Sprinting and time trialing... some comparables are Tom Boonen and Thor Hushovd, or even George Hincapie. But Hincapie is taller and less sprinty, while Boonen and Hushovd are both at least ten pounds heavier. So while skillsets might be vaguely similar for now, I wouldn't fix expectations accordingly.
Climbing is the key, of course. We know Boasson Hagen can rip up a short climb, as his exploits in Belgium have shown. I would say he's a solid Milano-Sanremo contender right now. He may or may not be diesel enough to win Paris-Roubaix, but he is clearly capable of some Ronde results once he gets accustomed to the longest, hardest days in the saddle. [Warning: that may or may not happen in 2010.] Then what? Can he improve his climbing enough to compete in Amstel Gold? Liege-Bastogne-Liege might be a better event for him when he's ready, since the finish (in recent times) isn't biased toward the pure climbers and occasionally is won in a mid-length break (a/k/a time trial). Another comparable might be Philippe Gilbert, who is a shade lighter at present.
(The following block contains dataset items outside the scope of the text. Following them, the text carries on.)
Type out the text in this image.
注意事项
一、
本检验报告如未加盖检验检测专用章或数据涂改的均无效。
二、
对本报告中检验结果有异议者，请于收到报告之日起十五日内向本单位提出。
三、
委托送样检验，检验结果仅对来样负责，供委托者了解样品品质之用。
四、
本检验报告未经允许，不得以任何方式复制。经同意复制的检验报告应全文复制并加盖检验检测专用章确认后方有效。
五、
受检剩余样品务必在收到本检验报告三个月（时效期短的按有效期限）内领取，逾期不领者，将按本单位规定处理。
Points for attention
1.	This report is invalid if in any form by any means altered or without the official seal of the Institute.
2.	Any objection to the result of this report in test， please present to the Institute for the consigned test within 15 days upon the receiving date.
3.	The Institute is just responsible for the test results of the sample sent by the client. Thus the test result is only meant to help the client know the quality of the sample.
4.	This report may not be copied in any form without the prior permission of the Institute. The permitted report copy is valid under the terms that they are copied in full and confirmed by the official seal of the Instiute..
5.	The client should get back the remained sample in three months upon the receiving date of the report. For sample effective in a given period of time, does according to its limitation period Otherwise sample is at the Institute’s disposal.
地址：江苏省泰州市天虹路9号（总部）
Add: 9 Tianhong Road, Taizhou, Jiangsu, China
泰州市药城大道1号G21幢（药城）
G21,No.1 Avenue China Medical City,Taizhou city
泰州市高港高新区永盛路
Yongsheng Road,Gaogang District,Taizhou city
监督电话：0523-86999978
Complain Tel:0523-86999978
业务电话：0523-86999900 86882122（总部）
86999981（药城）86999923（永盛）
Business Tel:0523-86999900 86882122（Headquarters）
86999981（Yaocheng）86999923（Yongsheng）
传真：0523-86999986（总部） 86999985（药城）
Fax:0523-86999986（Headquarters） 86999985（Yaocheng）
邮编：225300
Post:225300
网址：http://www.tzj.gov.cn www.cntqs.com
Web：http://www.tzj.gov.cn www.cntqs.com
The final obstacle is the high mountains, and here we know nothing, except that in this year's Giro he was not a factor. There are a long list of explanations for this -- he was engaged in teamwork, it was his first grand tour, he wasn't prepared for the high mountains at any time this season, etc. Lance Armstrong, a big-diesel guy who was built like EBH at the same age, wasn't an instant sensation in the grand tours either. But Lance also possesses a supernatural cardiovascular system, a unique physical gift, and anyway comparing someone to Lance is only slightly less unfair than the cheeky comp that I started this column with. For now, suffice to say EBH isn't a high mountains guy, though I wouldn't rule it out someday.
I do think Boasson Hagen will be more than a Flanders success. I am a little skeptical that he will ever be able to hang with the pure climbers. If he dedicated himself to a decade-long, pan-European classics rampage, well, the field is brimming with talent these days, so he'll be sharing the spoils no matter what. But Boasson Hagen will leave a mark on the sport. The question is, how big?